Das Währungspaar USD/JPY verzeichnete im jüngsten Intraday-Handel einen leichten Rückgang, nachdem es an der wichtigen Widerstandsmarke von 159,75 auf Widerstand gestoßen war. Dieser Rückgang scheint ein Versuch zu sein, wieder positive Dynamik zu entwickeln, die dem Kurs helfen könnte, diese Widerstandsmarke zu durchbrechen. Gleichzeitig deutet einiges darauf hin, dass das Paar laut den relativen Stärkeindikatoren (RSI) seine überkaufte Lage etwas abschwächt, wobei sich negative Signale abzeichnen.
Trotzdem bleibt der kurzfristige Haupttrend bullisch, unterstützt durch die Bewegung entlang einer Aufwärtstrendlinie und den anhaltenden Handel über dem EMA50, der als dynamische Unterstützung fungiert und die Aufwärtstendenz in naher Zukunft verstärkt.

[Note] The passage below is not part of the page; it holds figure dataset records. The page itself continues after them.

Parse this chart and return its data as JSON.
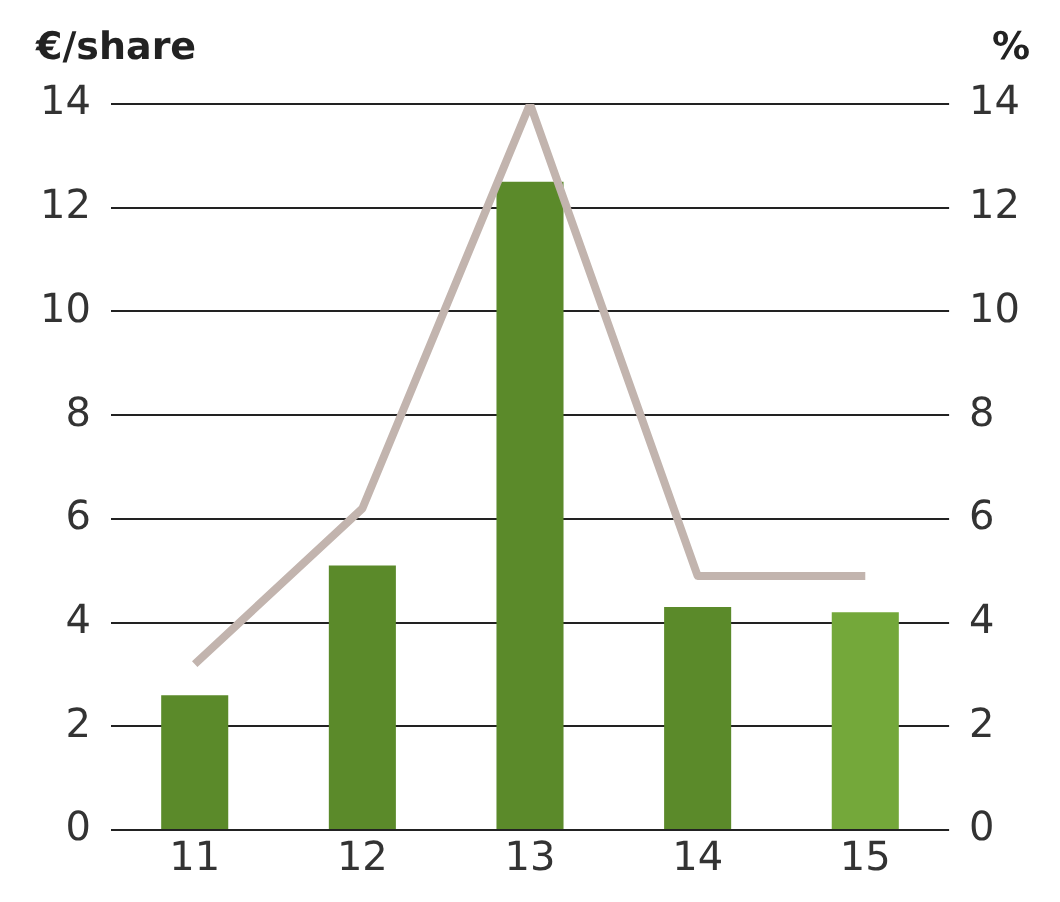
{
  "chart_data": {
    "type": "bar",
    "ylabel": "€/share",
    "y2label": "%",
    "categories": [
      "11",
      "12",
      "13",
      "14",
      "15"
    ],
    "series": [
      {
        "colors": [
          "#5b8a2a",
          "#5b8a2a",
          "#5b8a2a",
          "#5b8a2a",
          "#74a83a"
        ],
        "values": [
          2.6,
          5.1,
          12.5,
          4.3,
          4.2
        ]
      },
      {
        "type": "line",
        "axis": "y2",
        "color": "#c2b4ae",
        "values": [
          3.2,
          6.2,
          14,
          4.9,
          4.9
        ],
        "marker": "none"
      }
    ],
    "ylim": [
      0,
      14
    ],
    "yticks": [
      0,
      2,
      4,
      6,
      8,
      10,
      12,
      14
    ],
    "y2lim": [
      0,
      14
    ],
    "y2ticks": [
      0,
      2,
      4,
      6,
      8,
      10,
      12,
      14
    ],
    "grid": "y",
    "legend": false
  }
}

Das Währungspaar GBP/USD schwankt um seine letzten Tagesniveaus und lockert damit die zuvor überverkaufte Lage, die sich in den relativen Stärkeindikatoren widerspiegelte. Diese Indikatoren erreichten im Vergleich zum Kursverlauf übertrieben überkaufte Werte, was darauf hindeutet, dass die positive Dynamik schnell nachlassen könnte. Gleichzeitig bleibt das Paar unter Druck, da es unterhalb des EMA50 notiert, der als dynamischer Widerstand fungiert und den kurzfristigen Abwärtstrend verstärkt, insbesondere da es entlang einer Trendlinie verläuft, die diesen Trend unterstützt.
Der Bitcoin-Kurs (BTCUSD) verzeichnete im jüngsten Tagesverlauf einen leichten Anstieg und versuchte damit, einen Teil der vorherigen Verluste wieder wettzumachen. Dies geschieht vor dem Hintergrund, dass der Kurs versucht, die überverkaufte Lage anhand der relativen Stärkeindikatoren zu lockern, wobei erste positive Signale auftauchen.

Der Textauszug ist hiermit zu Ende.